Bu sırada Simurg'dan ses gelir:

"Siz buraya otuz kuş geldiniz, otuz kuş göründünüz. Daha fazla veya daha az gelseydiniz o kadar görünürdünüz. Çünkü, burası bir aynadır!"

Hasılı, otuz kuş, Simurg'un kendileri olduğunu anlayınca; artık, ortada, ne yolcu kalır, ne yol, ne de kılavuz...

Çünkü, hepsi BiR'dir.

Aynı, aşıkla, maşukun aşkta; habible, mahbubun muhabbette; sacidle, mescudun secdede; bir olması gibi...

Aradan zaman geçer, "fenâda kaybolan kuşlar yeniden bekâya dönüp", yokluktan varlığa ererler..."

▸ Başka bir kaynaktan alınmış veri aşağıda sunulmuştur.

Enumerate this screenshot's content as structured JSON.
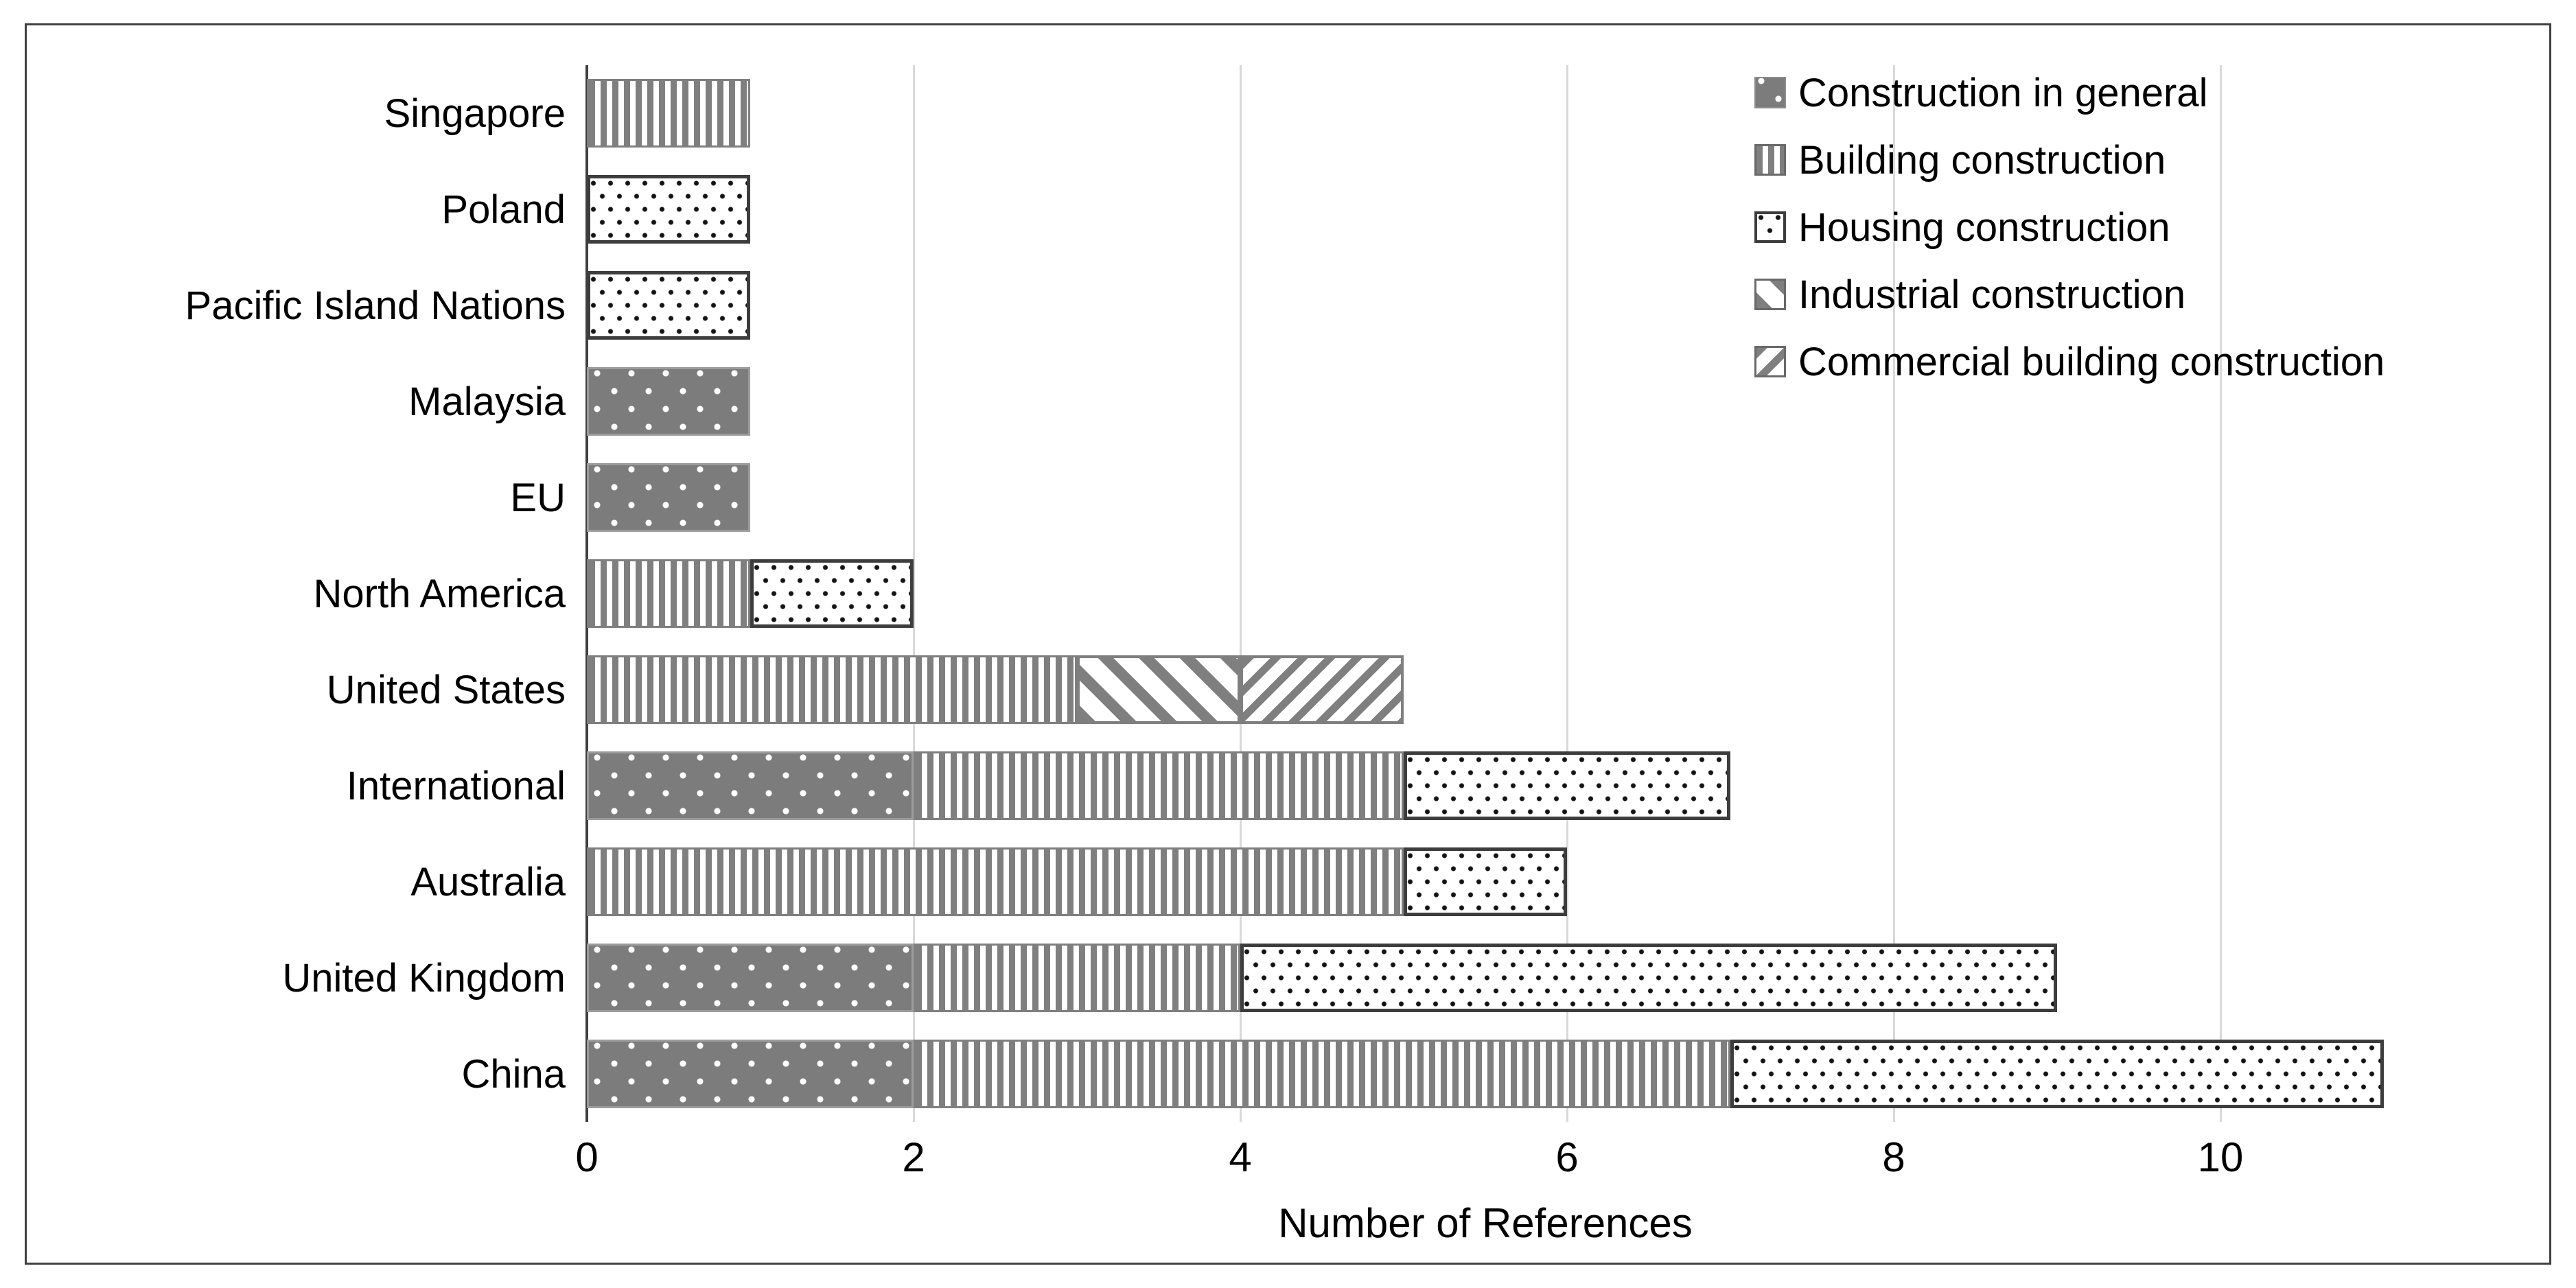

Kuşdili sembolizması yukarıda özetlenmiştir.

Attar, "ölümden sonraki ölümsüzlüğün sırrına" lâyık olacakların bilinciyle; ancak, bunları yazabilir Kuşdili olarak; sembolik lisanla!

Tabiî ki, okuyup da anlayanlara (!)...

Kuşdili, mesnevî anlam ve kapsam olarak zengin bir sembolizmadır.

Kuşlar, "Hakikât Yolunun Yolcuları" ; Simurg, "Hakikât" olarak tanımlanır. insan ömrünün engebelerine eşdeğer merdiven basamaklarını çıkabilmek ve sonunda ancak çok az kişinin hedefine ulaşabilmesi şeklinde düşünülebilir. Bunlar, tekamül merdiveninin, istek'ten Fenâ'ya doğru çıkan basamaklarıdır. Açıklandığı gibi, kuşların bazıları, Fenâ'dan daha ileri gide­rek Fenânın da Fenâsını, yani Bekâ'yı idrak eder.

Sembolik evrende terk etme , yegâne kemalât yoludur.

Bu sembolizmada, kuşlar sâlikleri, kılavuz Hüdhüd kuşu mürşidi temsil eder. Sîmurg (otuz kuş), yani Anka ise, Allah'ın zuhûr ve taayyünü­dür.

Tûyurname, bir vadiden öteki vadiye sırayla geçilerek olgunlaşmak şeklinde kuşlarla temsil edilen ilginç bir örneğidir.